Bring your own device (BYOD) dianggap sebagai bagian penting dari implementasi enterprise mobility. Atas nama produktivitas kemampuan karyawan menggunakan perangkat pribadi untuk berpartisipasi di jaringan perusahaan dinilai tak terelakkan lagi. Meski begitu menurut Yudi masih banyak organisasi dan perusahaan yang belum melakukan upgrade jaringan untuk mewujudkan lingkungan BYOD.
Dia menyebutkan biaya jaringan nirkabel jauh lebih rendah dibanding kabel. Saat membandingkan penerapan jaringan kabel yang melayani 100 pengguna dengan nirkabel dengan ukuran yang sama, pengurangan hardware seperti kabel, switch LAN dan pengendali LAN nirkabel dapat menekan biaya hingga 50%.
Pihaknya memprediksi implementasi semacam itu akan menjadi tren jaringan TI beberapa tahun mendatang. Tak hanya mengurangi investasi modal arsitektur seperti itu juga memudahkan saat pengelolaan. Daya dan sistem pendinginan yang dibutuhkan juga bakal lebih sedikit.
Yudi optimistis akomodasi struktur jaringan baru itu akan memberi manfaat pada pekerja mobile. Mobillitas itu pada akhirnya akan memacu kinerja perusahaan. Dia meyakini kondisi ke depan akan berubah di mana jaringan nirkabel akan mendominasi hingga 80% dibanding kabel.
“Perusahaan harus merencanakan jaringan dan anggarannya dengan lebih arsitektural bukan reaktif, TCO (total cost of ownership) akan lebih murah,” kata dia.

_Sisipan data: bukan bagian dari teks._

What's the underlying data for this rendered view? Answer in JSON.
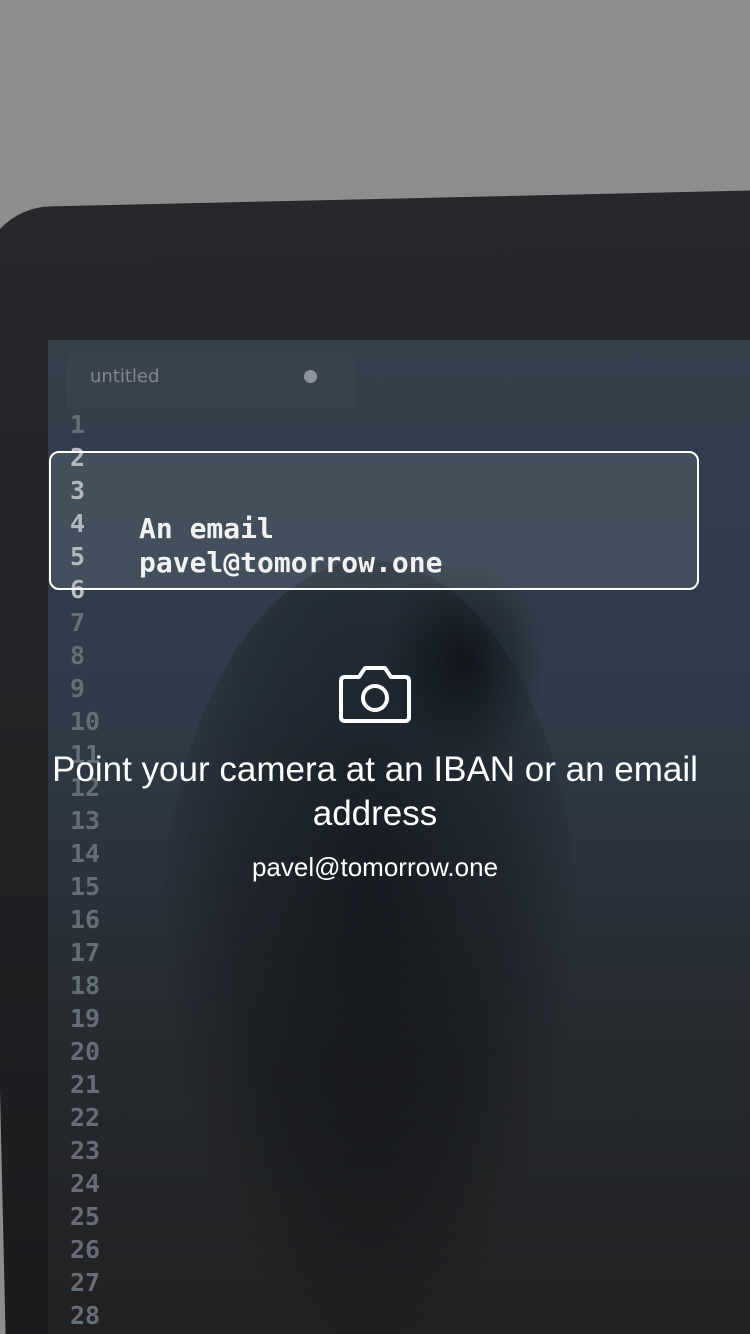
{
  "editor": {
    "tab_title": "untitled",
    "line_numbers": [
      "1",
      "2",
      "3",
      "4",
      "5",
      "6",
      "7",
      "8",
      "9",
      "10",
      "11",
      "12",
      "13",
      "14",
      "15",
      "16",
      "17",
      "18",
      "19",
      "20",
      "21",
      "22",
      "23",
      "24",
      "25",
      "26",
      "27",
      "28"
    ],
    "highlighted_line_numbers": [
      "2",
      "3",
      "4",
      "5",
      "6"
    ],
    "lines": [
      "An email",
      "pavel@tomorrow.one"
    ]
  },
  "scanner": {
    "icon": "camera-icon",
    "instruction": "Point your camera at an IBAN or an email address",
    "detected_value": "pavel@tomorrow.one"
  },
  "colors": {
    "frame_border": "#ffffff",
    "text": "#ffffff",
    "top_background": "#9a9a9a"
  }
}
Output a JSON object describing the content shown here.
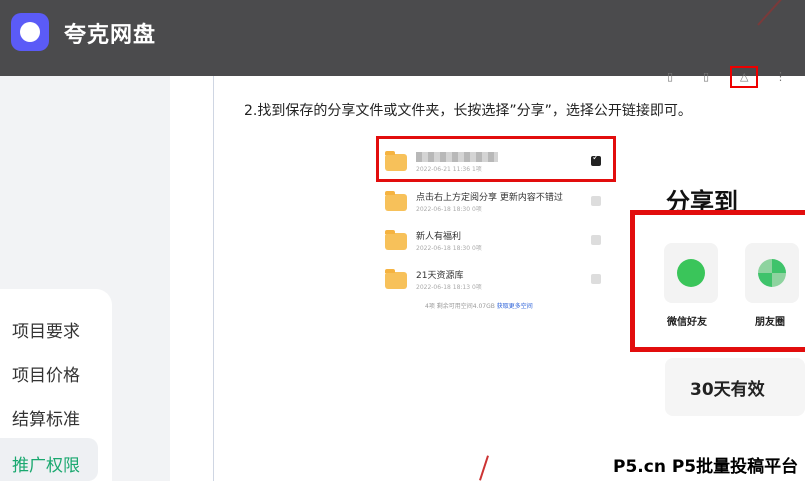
{
  "app": {
    "title": "夸克网盘"
  },
  "sidebar": {
    "items": [
      {
        "label": "项目要求"
      },
      {
        "label": "项目价格"
      },
      {
        "label": "结算标准"
      },
      {
        "label": "推广权限"
      }
    ]
  },
  "article": {
    "instruction": "2.找到保存的分享文件或文件夹，长按选择”分享”，选择公开链接即可。"
  },
  "files": [
    {
      "name": "",
      "date": "2022-06-21 11:36  1项"
    },
    {
      "name": "点击右上方定阅分享 更新内容不错过",
      "date": "2022-06-18 18:30  0项"
    },
    {
      "name": "新人有福利",
      "date": "2022-06-18 18:30  0项"
    },
    {
      "name": "21天资源库",
      "date": "2022-06-18 18:13  0项"
    }
  ],
  "storage": {
    "text": "4项 剩余可用空间4.07GB",
    "link": "获取更多空间"
  },
  "share": {
    "title": "分享到",
    "wechat": "微信好友",
    "moments": "朋友圈",
    "duration": "30天有效"
  },
  "watermark": "P5.cn P5批量投稿平台",
  "colors": {
    "accent": "#1aa86f",
    "highlight": "#e20d0d",
    "brand": "#5b5bf7"
  }
}
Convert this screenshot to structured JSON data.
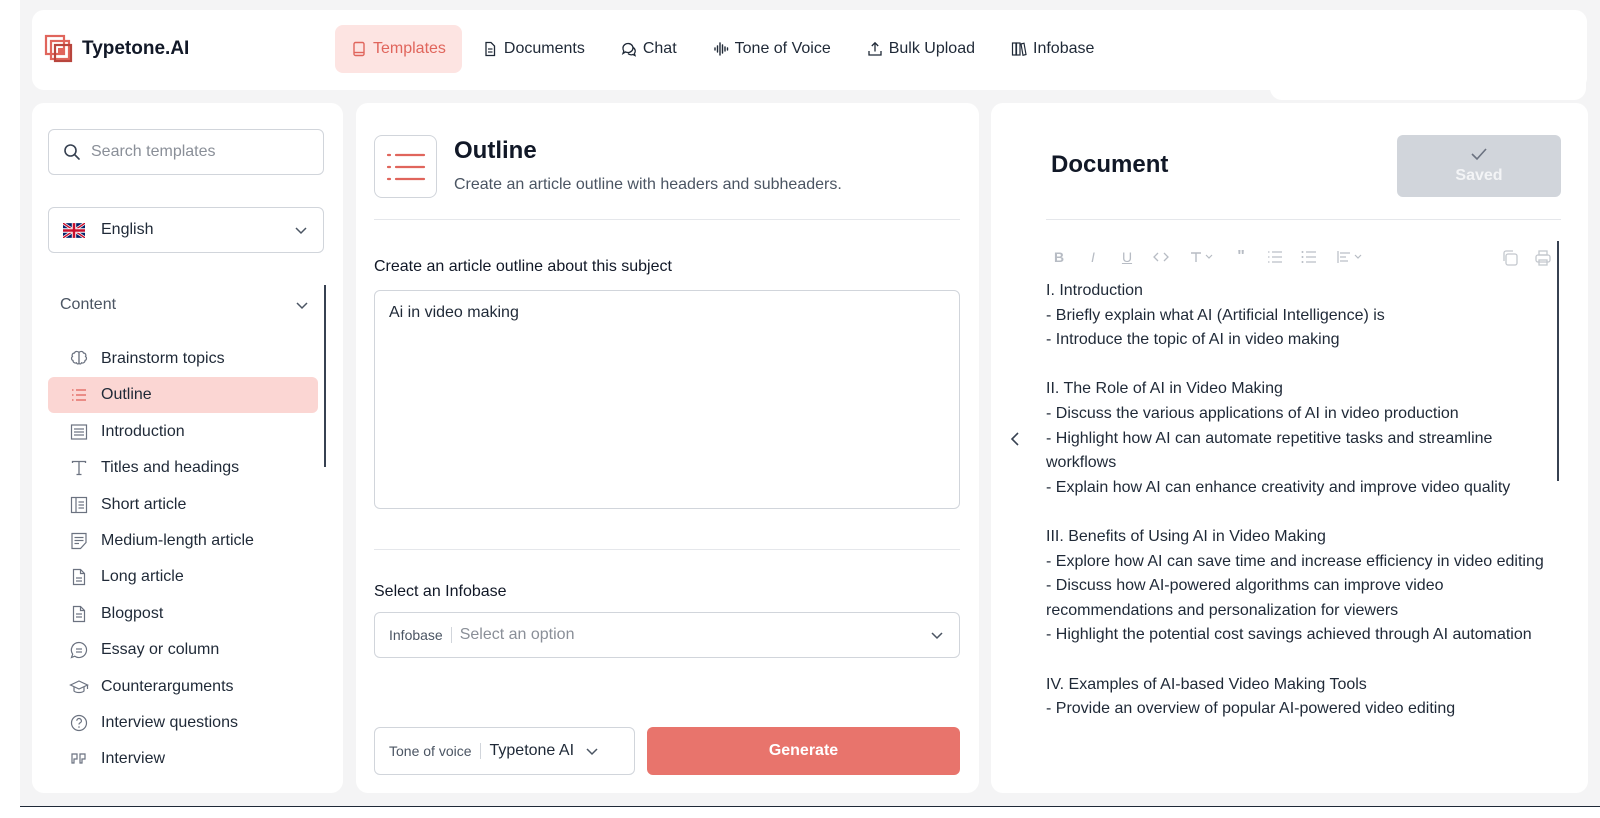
{
  "app": {
    "name": "Typetone.AI"
  },
  "nav": [
    {
      "label": "Templates",
      "icon": "book-icon",
      "active": true
    },
    {
      "label": "Documents",
      "icon": "document-icon"
    },
    {
      "label": "Chat",
      "icon": "chat-icon"
    },
    {
      "label": "Tone of Voice",
      "icon": "waveform-icon"
    },
    {
      "label": "Bulk Upload",
      "icon": "upload-icon"
    },
    {
      "label": "Infobase",
      "icon": "library-icon"
    }
  ],
  "sidebar": {
    "search_placeholder": "Search templates",
    "language": "English",
    "section": "Content",
    "templates": [
      {
        "label": "Brainstorm topics",
        "icon": "brain-icon"
      },
      {
        "label": "Outline",
        "icon": "list-icon",
        "active": true
      },
      {
        "label": "Introduction",
        "icon": "paragraph-icon"
      },
      {
        "label": "Titles and headings",
        "icon": "text-type-icon"
      },
      {
        "label": "Short article",
        "icon": "article-icon"
      },
      {
        "label": "Medium-length article",
        "icon": "article-edit-icon"
      },
      {
        "label": "Long article",
        "icon": "file-icon"
      },
      {
        "label": "Blogpost",
        "icon": "file-text-icon"
      },
      {
        "label": "Essay or column",
        "icon": "message-circle-icon"
      },
      {
        "label": "Counterarguments",
        "icon": "graduation-cap-icon"
      },
      {
        "label": "Interview questions",
        "icon": "question-circle-icon"
      },
      {
        "label": "Interview",
        "icon": "quote-icon"
      }
    ]
  },
  "template": {
    "title": "Outline",
    "description": "Create an article outline with headers and subheaders.",
    "subject_label": "Create an article outline about this subject",
    "subject_value": "Ai in video making",
    "infobase_label": "Select an Infobase",
    "infobase_prefix": "Infobase",
    "infobase_placeholder": "Select an option",
    "tone_prefix": "Tone of voice",
    "tone_value": "Typetone AI",
    "generate_label": "Generate"
  },
  "document": {
    "title": "Document",
    "saved_label": "Saved",
    "lines": [
      "I. Introduction",
      "- Briefly explain what AI (Artificial Intelligence) is",
      "- Introduce the topic of AI in video making",
      "",
      "II. The Role of AI in Video Making",
      "- Discuss the various applications of AI in video production",
      "- Highlight how AI can automate repetitive tasks and streamline workflows",
      "- Explain how AI can enhance creativity and improve video quality",
      "",
      "III. Benefits of Using AI in Video Making",
      "- Explore how AI can save time and increase efficiency in video editing",
      "- Discuss how AI-powered algorithms can improve video recommendations and personalization for viewers",
      "- Highlight the potential cost savings achieved through AI automation",
      "",
      "IV. Examples of AI-based Video Making Tools",
      "- Provide an overview of popular AI-powered video editing"
    ]
  },
  "colors": {
    "accent": "#e8746c",
    "accent_soft": "#fde4e2",
    "active_item": "#fbd6d3"
  }
}
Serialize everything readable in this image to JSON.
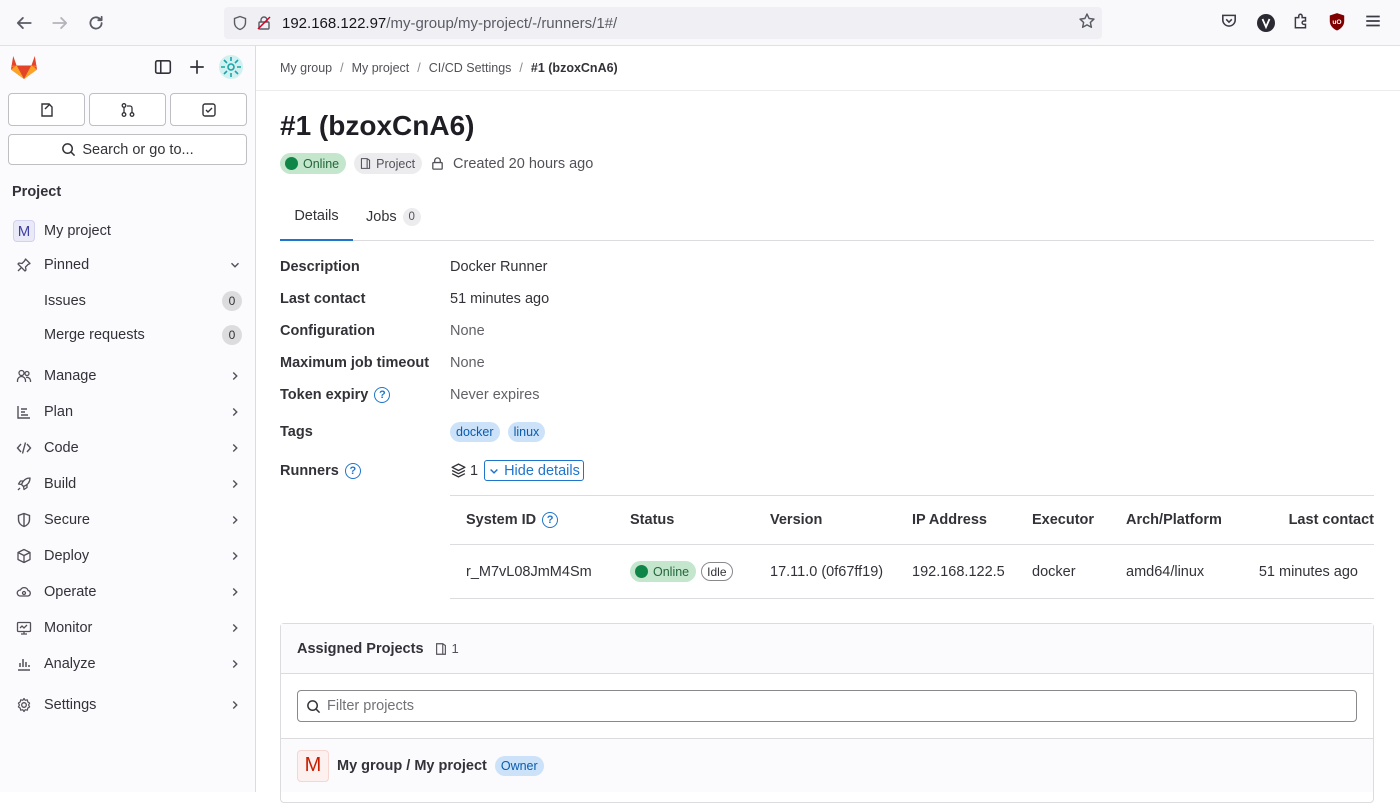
{
  "browser": {
    "url_host": "192.168.122.97",
    "url_path": "/my-group/my-project/-/runners/1#/"
  },
  "sidebar": {
    "search_label": "Search or go to...",
    "section_heading": "Project",
    "project_initial": "M",
    "project_name": "My project",
    "pinned_label": "Pinned",
    "pinned_items": [
      {
        "label": "Issues",
        "count": "0"
      },
      {
        "label": "Merge requests",
        "count": "0"
      }
    ],
    "nav_items": [
      {
        "label": "Manage",
        "icon": "users-icon"
      },
      {
        "label": "Plan",
        "icon": "planning-icon"
      },
      {
        "label": "Code",
        "icon": "code-icon"
      },
      {
        "label": "Build",
        "icon": "rocket-icon"
      },
      {
        "label": "Secure",
        "icon": "shield-icon"
      },
      {
        "label": "Deploy",
        "icon": "deploy-icon"
      },
      {
        "label": "Operate",
        "icon": "cloud-gear-icon"
      },
      {
        "label": "Monitor",
        "icon": "monitor-icon"
      },
      {
        "label": "Analyze",
        "icon": "chart-icon"
      },
      {
        "label": "Settings",
        "icon": "gear-icon"
      }
    ]
  },
  "breadcrumb": [
    "My group",
    "My project",
    "CI/CD Settings",
    "#1 (bzoxCnA6)"
  ],
  "page": {
    "title": "#1 (bzoxCnA6)",
    "status": "Online",
    "type": "Project",
    "created": "Created 20 hours ago"
  },
  "tabs": [
    {
      "label": "Details"
    },
    {
      "label": "Jobs",
      "count": "0"
    }
  ],
  "details": {
    "description_label": "Description",
    "description": "Docker Runner",
    "last_contact_label": "Last contact",
    "last_contact": "51 minutes ago",
    "configuration_label": "Configuration",
    "configuration": "None",
    "timeout_label": "Maximum job timeout",
    "timeout": "None",
    "token_label": "Token expiry",
    "token": "Never expires",
    "tags_label": "Tags",
    "tags": [
      "docker",
      "linux"
    ],
    "runners_label": "Runners",
    "runners_count": "1",
    "hide_details": "Hide details"
  },
  "runners_table": {
    "headers": [
      "System ID",
      "Status",
      "Version",
      "IP Address",
      "Executor",
      "Arch/Platform",
      "Last contact"
    ],
    "rows": [
      {
        "system_id": "r_M7vL08JmM4Sm",
        "status": "Online",
        "state": "Idle",
        "version": "17.11.0 (0f67ff19)",
        "ip": "192.168.122.5",
        "executor": "docker",
        "arch": "amd64/linux",
        "last_contact": "51 minutes ago"
      }
    ]
  },
  "assigned": {
    "title": "Assigned Projects",
    "count": "1",
    "filter_placeholder": "Filter projects",
    "project_initial": "M",
    "project_name": "My group / My project",
    "role": "Owner"
  }
}
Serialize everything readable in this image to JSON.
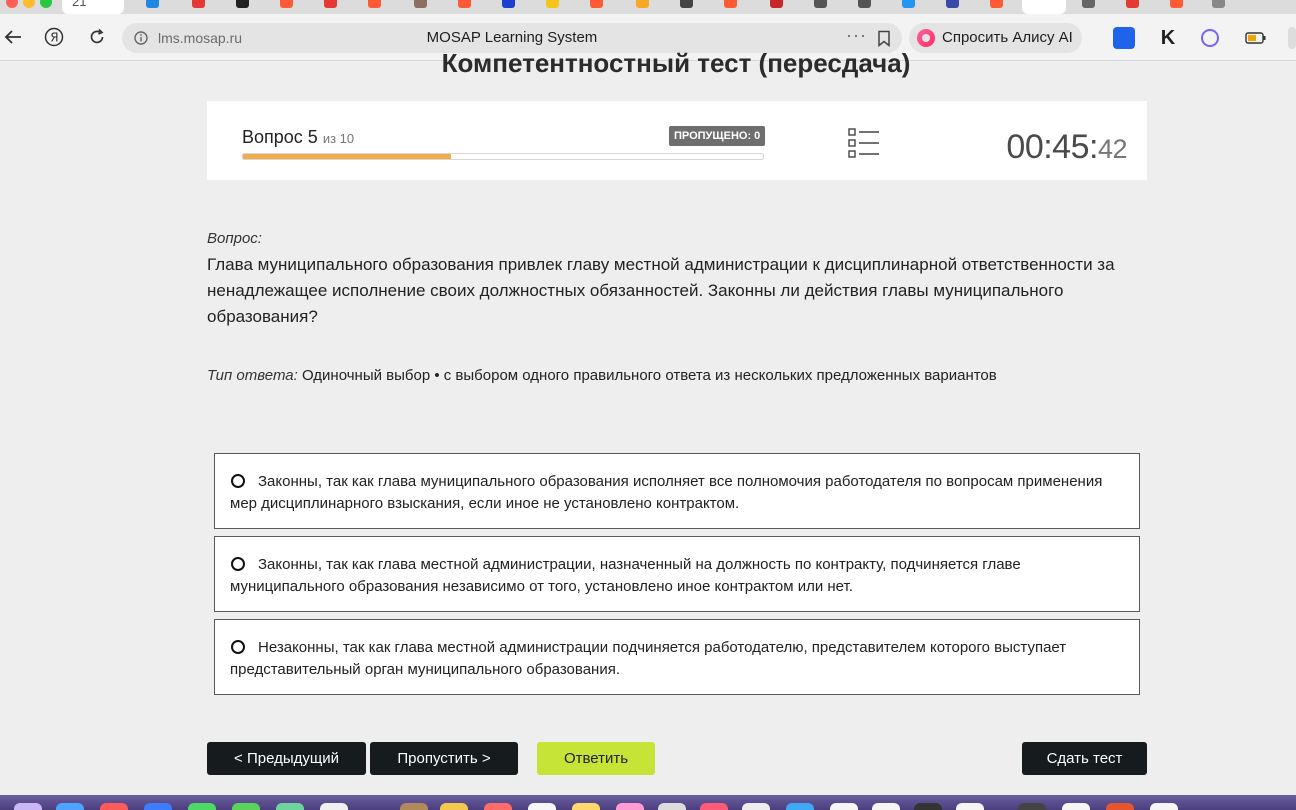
{
  "browser": {
    "address_host": "lms.mosap.ru",
    "page_title": "MOSAP Learning System",
    "alice_label": "Спросить Алису AI",
    "tab_active_label": "21"
  },
  "page": {
    "title": "Компетентностный тест (пересдача)"
  },
  "progress": {
    "question_label": "Вопрос 5",
    "question_of": "из 10",
    "skipped_badge": "ПРОПУЩЕНО: 0",
    "fraction": 0.4
  },
  "timer": {
    "main": "00:45:",
    "seconds": "42"
  },
  "question": {
    "label": "Вопрос:",
    "text": "Глава муниципального образования привлек главу местной администрации к дисциплинарной ответственности за ненадлежащее исполнение своих должностных обязанностей. Законны ли действия главы муниципального образования?",
    "answer_type_label": "Тип ответа:",
    "answer_type_value": "Одиночный выбор • с выбором одного правильного ответа из нескольких предложенных вариантов"
  },
  "options": [
    {
      "text": "Законны, так как глава муниципального образования исполняет все полномочия работодателя по вопросам применения мер дисциплинарного взыскания, если иное не установлено контрактом."
    },
    {
      "text": "Законны, так как глава местной администрации, назначенный на должность по контракту, подчиняется главе муниципального образования независимо от того, установлено иное контрактом или нет."
    },
    {
      "text": "Незаконны, так как глава местной администрации подчиняется работодателю, представителем которого выступает представительный орган муниципального образования."
    }
  ],
  "buttons": {
    "prev": "< Предыдущий",
    "skip": "Пропустить >",
    "answer": "Ответить",
    "submit": "Сдать тест"
  },
  "colors": {
    "progress_fill": "#f0ad4e",
    "answer_button": "#c6e337",
    "dark_button": "#161b1e"
  }
}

Dia menegaskan berbagai isu teknikal yang berkembang tidak akan serta merta menjadi solusi dalam dunia bisnis. Dibutuhkan perancangan arsitektur yang baik dan berorientasi masa depan. Sektor finansial dan manufaktur, kata dia, merupakan organisasi yang selayaknya segera mempertimbangkan penerapan BYOD itu.
Meski begitu Yudi mengatakan tantangan terbesar yang dihadapi berbagai organisasi saat ini adalah belum adanya konsel lifecycle management. “Masih banyak legacy network yang tak didukung lagi tapi masih dipakai. Risikonya besar.”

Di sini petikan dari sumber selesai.